Abo Ahmed is one of the refugees I met. The view from the second floor of his home on the edge of the camp overlooking Neve Dekalim, and an Israeli sniper tower, is to die for (no pun intended). The military base aside, there is nothing but the clear blue of the lonely Khan Yunis Mediterranean. “Nice view, right?” he told me jokingly, the wall behind him pockmarked like a piece of Swiss cheese from the hundreds of Israeli shells and bullets that have hit it. “One of those holes could have been in me”. It’s was the first time Abo Ahmed has been able to enjoy this view since he built is a few years ago.
His neighbours children, living under a zinc-sheet covered with torn blankets, giggled when they saw me. “Please take our picture” asked a little girl, Siham. So I did. Maybe it would help them forget the daily reality they face, that children should never have to face. Overhead, a drone whirred menacingly, and a helicopter gunship cruised the coast. “See those planes, they come and shoot missiles at us,” they explained expertly. Planes they have seen too many times before.
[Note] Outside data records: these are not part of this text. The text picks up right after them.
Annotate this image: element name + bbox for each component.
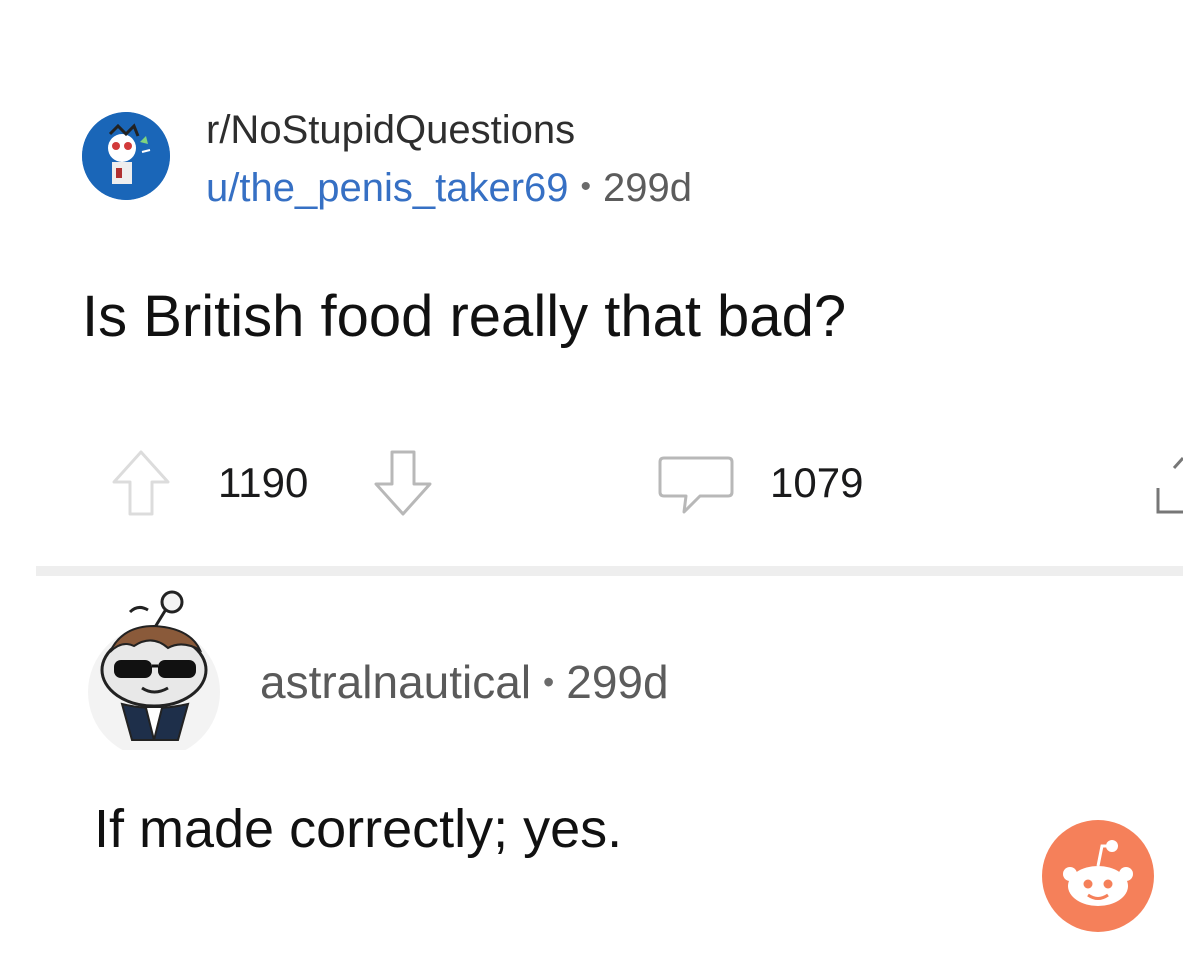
share-icon[interactable] <box>1150 448 1183 518</box>
post-age: 299d <box>603 166 692 210</box>
downvote-arrow-icon[interactable] <box>372 448 434 518</box>
comment-bubble-icon[interactable] <box>656 452 736 518</box>
comment-body: If made correctly; yes. <box>94 799 623 859</box>
meta-separator: • <box>580 170 592 203</box>
subreddit-name[interactable]: r/NoStupidQuestions <box>206 104 692 156</box>
comment-count: 1079 <box>770 459 864 506</box>
upvote-count: 1190 <box>218 459 309 506</box>
comment-header: astralnautical • 299d <box>82 590 982 760</box>
meta-separator: • <box>543 664 555 700</box>
section-divider <box>36 566 1183 576</box>
comment-meta: astralnautical • 299d <box>260 654 669 715</box>
comment-author-link[interactable]: astralnautical <box>260 656 531 708</box>
subreddit-avatar-icon[interactable] <box>82 112 170 200</box>
post-title[interactable]: Is British food really that bad? <box>82 282 846 352</box>
reddit-logo-icon <box>1040 818 1156 934</box>
post-header: r/NoStupidQuestions u/the_penis_taker69 •… <box>82 104 982 214</box>
upvote-arrow-icon[interactable] <box>110 448 172 518</box>
post-meta: r/NoStupidQuestions u/the_penis_taker69 •… <box>206 104 692 218</box>
snoo-avatar-icon[interactable] <box>82 590 232 758</box>
post-action-bar: 1190 1079 <box>0 440 1183 530</box>
comment-age: 299d <box>566 656 669 708</box>
post-author-link[interactable]: u/the_penis_taker69 <box>206 166 569 210</box>
post-byline: u/the_penis_taker69 • 299d <box>206 162 692 218</box>
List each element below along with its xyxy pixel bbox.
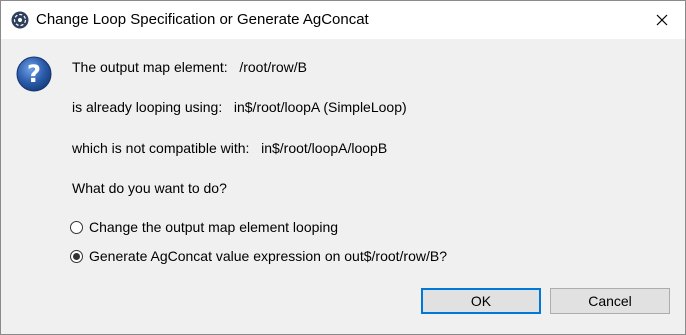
cancel-button[interactable]: Cancel xyxy=(550,288,670,314)
talend-icon xyxy=(11,11,29,29)
option-label: Change the output map element looping xyxy=(89,219,339,235)
close-button[interactable] xyxy=(639,1,685,39)
message-output-element: The output map element: /root/row/B xyxy=(72,59,308,75)
option-change-looping[interactable]: Change the output map element looping xyxy=(70,217,338,237)
option-generate-agconcat[interactable]: Generate AgConcat value expression on ou… xyxy=(70,246,447,266)
radio-change-looping[interactable] xyxy=(70,220,83,234)
ok-button[interactable]: OK xyxy=(421,288,541,314)
close-icon xyxy=(656,14,668,26)
title-bar[interactable]: Change Loop Specification or Generate Ag… xyxy=(1,1,685,39)
svg-text:?: ? xyxy=(27,60,41,88)
window-title: Change Loop Specification or Generate Ag… xyxy=(36,11,369,28)
message-question: What do you want to do? xyxy=(72,180,227,196)
message-looping-using: is already looping using: in$/root/loopA… xyxy=(72,99,407,115)
dialog: Change Loop Specification or Generate Ag… xyxy=(0,0,686,335)
message-not-compatible: which is not compatible with: in$/root/l… xyxy=(72,140,388,156)
question-icon: ? xyxy=(16,56,52,92)
option-label: Generate AgConcat value expression on ou… xyxy=(89,248,447,264)
radio-generate-agconcat[interactable] xyxy=(70,249,83,263)
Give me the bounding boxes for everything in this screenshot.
War has been their teacher.
Nearby, a group of Palestinians who live in the Mawasi enclave-completed sealed off from the rest of Gaza by israeli forces- sat under a the shade of a handmade palm-leaf canopy waiting for the Tufah checkpoint to open, so they could return home. A day before, 3 of Mawasi's residents were brutally beaten by Jewish settlers form teh Gush bloc.
Meanwhile, the children trotted off into the horizon, dangerously close to the Israeli sniper tower, trying to fly a rustic paper kite one of the older boys folded together. Next to them, a group of boys cooled off in a pool of salty wastewater that pours into a sand pit here from the settlements, the byproduct of an Israeli desalination plant. This is their playground. Soon, the Israelis call the Palestinian DCO to ward them off. And life goes on for Gaza's refugees.